Sunday morning arrived last week with a welcome burst of sunshine and I headed off down the road to the communal fountain at Perano to get my five cents of ice cold, acqua frizzante. As I drive ELO come onto the iPod with It’s Over, I turn up the volume and the multi-layered, rock music spills out of my open window into the Abruzzi countryside. I’m just coming around a bend in Altino when I’m met by the sight of five women walking along the road pushing wheelbarrows. They’re obviously off to work in the fields, but where are the men? Another bend is navigated and I have my answer, I pass a bar where all the men are chatting and drinking coffee: No self-respecting contadino would contemplate a days toil without a helping of gossip and coffee.
Our builder has Sundays off so the house is quiet, I take opportunity to make some melanzane parmiaganni and a batch of pasta sauce for storing in the freezer. After lunch we decide to take a stroll along the beach front at Fossacesia, just twenty minutes in the car and we’re enjoying the breeze coming off the Adriatic. The beach has a few people lying upon towels soaking up the sun, but no one is in the sea. The Italians have a fear of dying from all manner of influenzas and fevers that will come from swimming in the sea before June. I’m now wishing I’d packed some shorts as I’d like a dip, even if only to see the women gasp in horror and tell me that I’ll be dead before the next phase of the moon.
We continue strolling when we notice two buffed Italian men posing as they walk along the beachfront. Obviously enjoying the attention they are getting whether in admiration or the sniggering, they slow to a snails-pace. It’s an odd sight, as the Italians are still wearing jumpers and top coats, shorts and t-shirts aren’t given an airing until April has passed. We let the parading gym-bunnies continue on their way and drop into Lu Trabocche 3, for a cold Peroni. There’s a steady stream of people coming to eat, so we make a note and say we’ll give the menu a try one day soon.

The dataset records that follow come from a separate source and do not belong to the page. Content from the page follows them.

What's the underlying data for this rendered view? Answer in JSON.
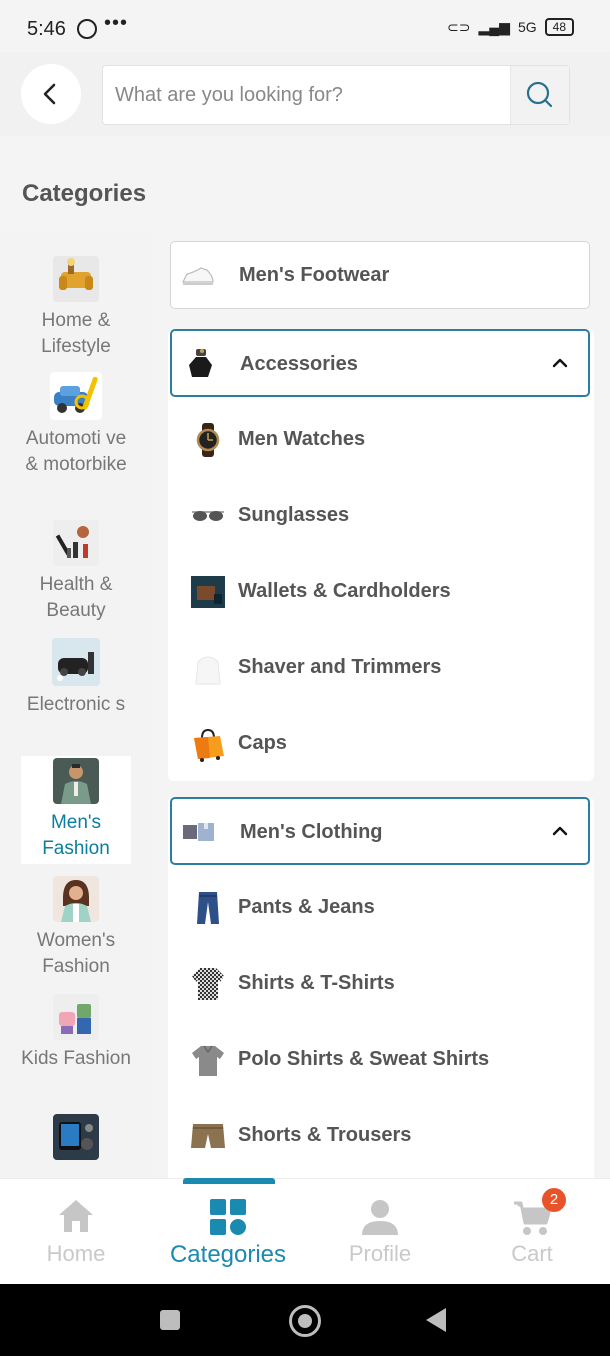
{
  "status_bar": {
    "time": "5:46",
    "dots": "•••",
    "network": "5G",
    "battery": "48"
  },
  "header": {
    "search_placeholder": "What are you looking for?"
  },
  "page_title": "Categories",
  "sidebar": {
    "items": [
      {
        "label": "Home & Lifestyle",
        "icon": "sofa-icon"
      },
      {
        "label": "Automoti ve & motorbike",
        "icon": "car-repair-icon"
      },
      {
        "label": "Health & Beauty",
        "icon": "beauty-tools-icon"
      },
      {
        "label": "Electronic s",
        "icon": "electronics-icon"
      },
      {
        "label": "Men's Fashion",
        "icon": "man-suit-icon",
        "active": true
      },
      {
        "label": "Women's Fashion",
        "icon": "woman-portrait-icon"
      },
      {
        "label": "Kids Fashion",
        "icon": "kids-clothes-icon"
      },
      {
        "label": "",
        "icon": "gadgets-icon"
      }
    ]
  },
  "groups": [
    {
      "title": "Men's Footwear",
      "icon": "sneaker-icon",
      "expanded": false
    },
    {
      "title": "Accessories",
      "icon": "perfume-icon",
      "expanded": true,
      "items": [
        {
          "label": "Men Watches",
          "icon": "watch-icon"
        },
        {
          "label": "Sunglasses",
          "icon": "sunglasses-icon"
        },
        {
          "label": "Wallets & Cardholders",
          "icon": "wallet-icon"
        },
        {
          "label": "Shaver and Trimmers",
          "icon": "shaver-icon"
        },
        {
          "label": "Caps",
          "icon": "shopping-bag-icon"
        }
      ]
    },
    {
      "title": "Men's Clothing",
      "icon": "shirts-icon",
      "expanded": true,
      "items": [
        {
          "label": "Pants & Jeans",
          "icon": "jeans-icon"
        },
        {
          "label": "Shirts & T-Shirts",
          "icon": "checked-shirt-icon"
        },
        {
          "label": "Polo Shirts & Sweat Shirts",
          "icon": "polo-shirt-icon"
        },
        {
          "label": "Shorts & Trousers",
          "icon": "shorts-icon"
        }
      ]
    }
  ],
  "bottom_nav": {
    "items": [
      {
        "label": "Home",
        "icon": "home-icon"
      },
      {
        "label": "Categories",
        "icon": "grid-icon",
        "active": true
      },
      {
        "label": "Profile",
        "icon": "person-icon"
      },
      {
        "label": "Cart",
        "icon": "cart-icon",
        "badge": "2"
      }
    ]
  },
  "colors": {
    "accent": "#1a8ab0",
    "active_border": "#2a7ea0",
    "badge": "#e8532a"
  }
}
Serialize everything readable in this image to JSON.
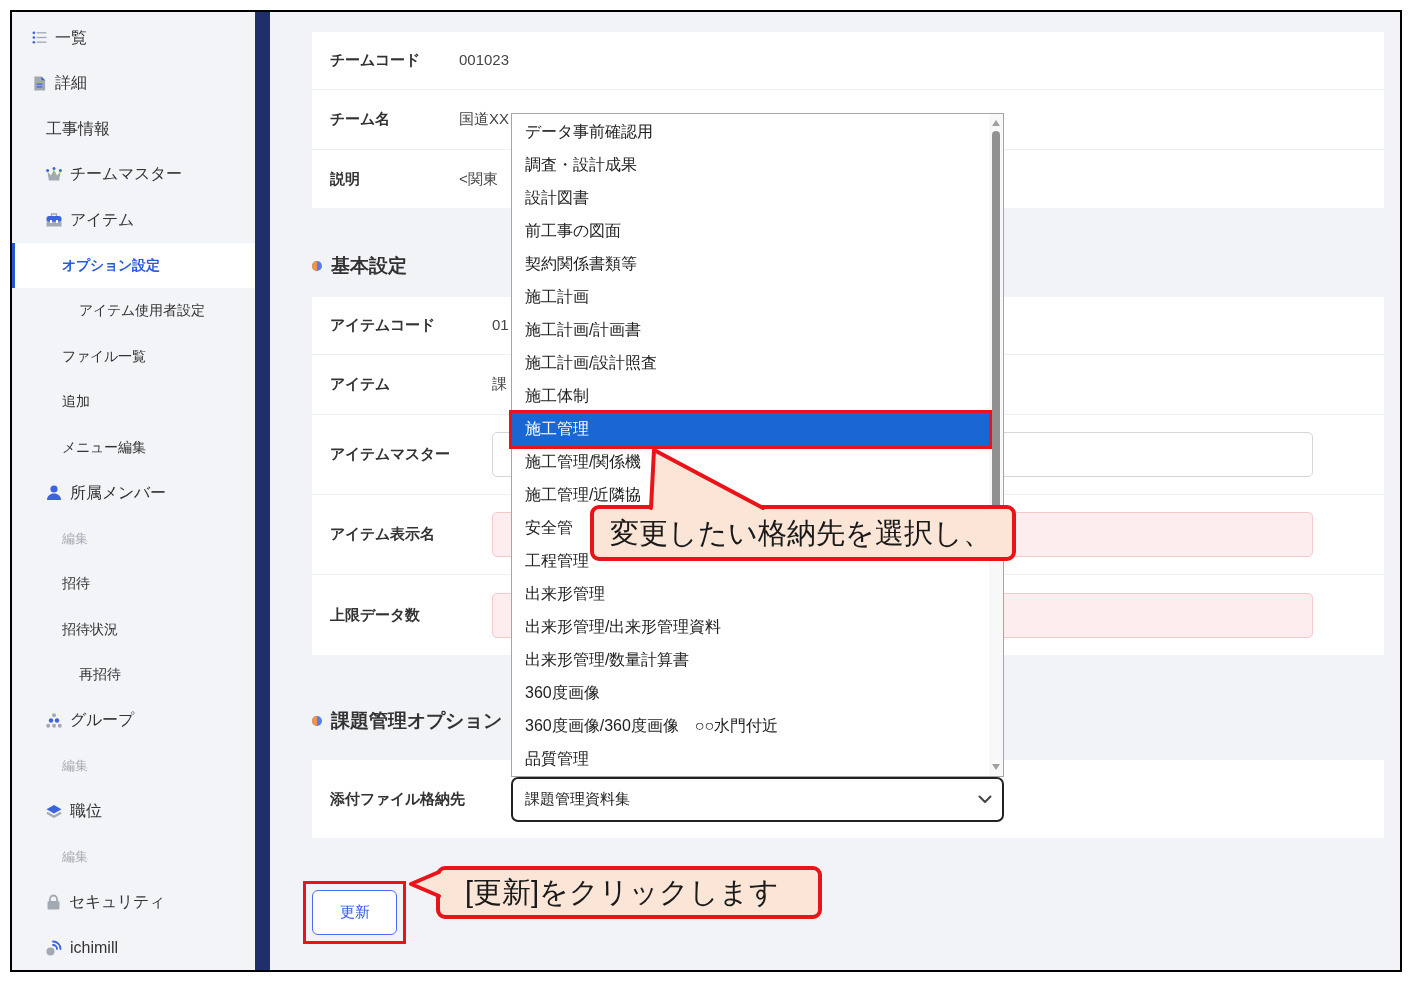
{
  "sidebar": {
    "items": [
      {
        "label": "一覧",
        "selected": false,
        "disabled": false
      },
      {
        "label": "詳細",
        "selected": false,
        "disabled": false,
        "children": [
          {
            "label": "工事情報",
            "selected": false,
            "disabled": false
          },
          {
            "label": "チームマスター",
            "selected": false,
            "disabled": false
          },
          {
            "label": "アイテム",
            "selected": false,
            "disabled": false,
            "children": [
              {
                "label": "オプション設定",
                "selected": true,
                "disabled": false,
                "children": [
                  {
                    "label": "アイテム使用者設定",
                    "selected": false,
                    "disabled": false
                  }
                ]
              },
              {
                "label": "ファイル一覧",
                "selected": false,
                "disabled": false
              },
              {
                "label": "追加",
                "selected": false,
                "disabled": false
              },
              {
                "label": "メニュー編集",
                "selected": false,
                "disabled": false
              }
            ]
          },
          {
            "label": "所属メンバー",
            "selected": false,
            "disabled": false,
            "children": [
              {
                "label": "編集",
                "selected": false,
                "disabled": true
              },
              {
                "label": "招待",
                "selected": false,
                "disabled": false
              },
              {
                "label": "招待状況",
                "selected": false,
                "disabled": false,
                "children": [
                  {
                    "label": "再招待",
                    "selected": false,
                    "disabled": false
                  }
                ]
              }
            ]
          },
          {
            "label": "グループ",
            "selected": false,
            "disabled": false,
            "children": [
              {
                "label": "編集",
                "selected": false,
                "disabled": true
              }
            ]
          },
          {
            "label": "職位",
            "selected": false,
            "disabled": false,
            "children": [
              {
                "label": "編集",
                "selected": false,
                "disabled": true
              }
            ]
          },
          {
            "label": "セキュリティ",
            "selected": false,
            "disabled": false
          },
          {
            "label": "ichimill",
            "selected": false,
            "disabled": false
          }
        ]
      }
    ]
  },
  "team_info": {
    "rows": [
      {
        "label": "チームコード",
        "value": "001023"
      },
      {
        "label": "チーム名",
        "value": "国道XX"
      },
      {
        "label": "説明",
        "value": "<関東"
      }
    ]
  },
  "basic_settings": {
    "title": "基本設定",
    "rows": [
      {
        "kind": "text",
        "label": "アイテムコード",
        "value": "01"
      },
      {
        "kind": "text",
        "label": "アイテム",
        "value": "課"
      },
      {
        "kind": "input",
        "label": "アイテムマスター",
        "error": false
      },
      {
        "kind": "input",
        "label": "アイテム表示名",
        "error": true
      },
      {
        "kind": "input",
        "label": "上限データ数",
        "error": true
      }
    ]
  },
  "issue_options": {
    "title": "課題管理オプション",
    "rows": [
      {
        "kind": "select",
        "label": "添付ファイル格納先",
        "value": "課題管理資料集",
        "expanded": true,
        "options": [
          {
            "label": "データ事前確認用",
            "selected": false,
            "highlighted": false
          },
          {
            "label": "調査・設計成果",
            "selected": false,
            "highlighted": false
          },
          {
            "label": "設計図書",
            "selected": false,
            "highlighted": false
          },
          {
            "label": "前工事の図面",
            "selected": false,
            "highlighted": false
          },
          {
            "label": "契約関係書類等",
            "selected": false,
            "highlighted": false
          },
          {
            "label": "施工計画",
            "selected": false,
            "highlighted": false
          },
          {
            "label": "施工計画/計画書",
            "selected": false,
            "highlighted": false
          },
          {
            "label": "施工計画/設計照査",
            "selected": false,
            "highlighted": false
          },
          {
            "label": "施工体制",
            "selected": false,
            "highlighted": false
          },
          {
            "label": "施工管理",
            "selected": true,
            "highlighted": true
          },
          {
            "label": "施工管理/関係機",
            "selected": false,
            "highlighted": false
          },
          {
            "label": "施工管理/近隣協",
            "selected": false,
            "highlighted": false
          },
          {
            "label": "安全管",
            "selected": false,
            "highlighted": false
          },
          {
            "label": "工程管理",
            "selected": false,
            "highlighted": false
          },
          {
            "label": "出来形管理",
            "selected": false,
            "highlighted": false
          },
          {
            "label": "出来形管理/出来形管理資料",
            "selected": false,
            "highlighted": false
          },
          {
            "label": "出来形管理/数量計算書",
            "selected": false,
            "highlighted": false
          },
          {
            "label": "360度画像",
            "selected": false,
            "highlighted": false
          },
          {
            "label": "360度画像/360度画像　○○水門付近",
            "selected": false,
            "highlighted": false
          },
          {
            "label": "品質管理",
            "selected": false,
            "highlighted": false
          }
        ]
      }
    ]
  },
  "update_button": {
    "label": "更新",
    "highlighted": true
  },
  "callouts": [
    {
      "kind": "up",
      "text": "変更したい格納先を選択し、"
    },
    {
      "kind": "left",
      "text": "[更新]をクリックします"
    }
  ]
}
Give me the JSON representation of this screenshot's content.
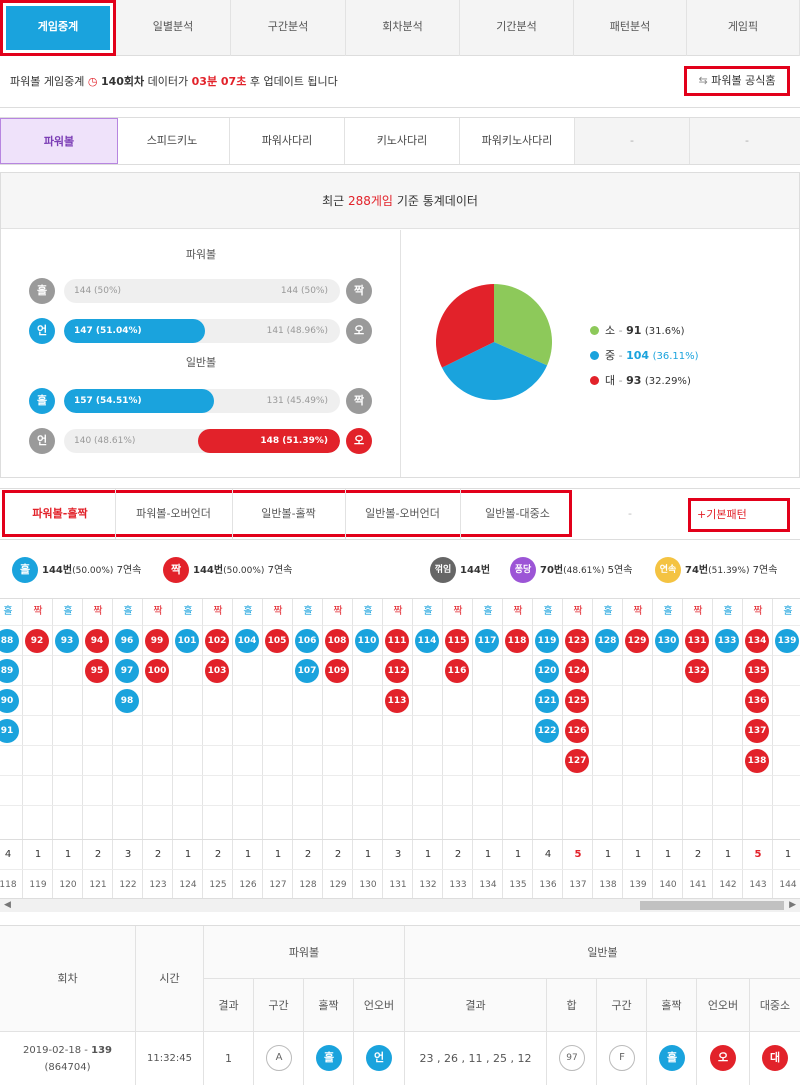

There must be an important football match on, (isn’t there always in Italia) as many men have small radios pressed to their ears. We see a family enjoying some al fresco dining, children are doing what children do best, making noise and women are chatting loudly and occasionally scolding an errant youngster. On the periphery of the group sits an old man with his radio, it’s stopped working and I watch as he takes out the batteries and replaces them again, but to no avail, he’s missing the football commentary, so resorts to hitting the radio, beating it into submission until the sound flickers on and he’s happy. It’s nice to see that despite all of our different creeds and cultures, wherever a man is in the world he’ll always revert to that universal method of repair; if in doubt, bash it.
On the way home, with the windows open Siouxsie and the Banshee’s play Cascade, from the live album, Nocturne and I’m singing along as we sail down the lane that runs parallel with the strada statale, as we cross a small roundabout, the music changes and the Bee Gees pop up with, You Should Be Dancing. Again I sing along, this time doing my best Gibb brother falsetto impression, much to the amusement of the men sat outside a restaurant drinking beer. I wave, they cheer and I continue on my merry way wondering if the women with the wheelbarrows are on their way home too.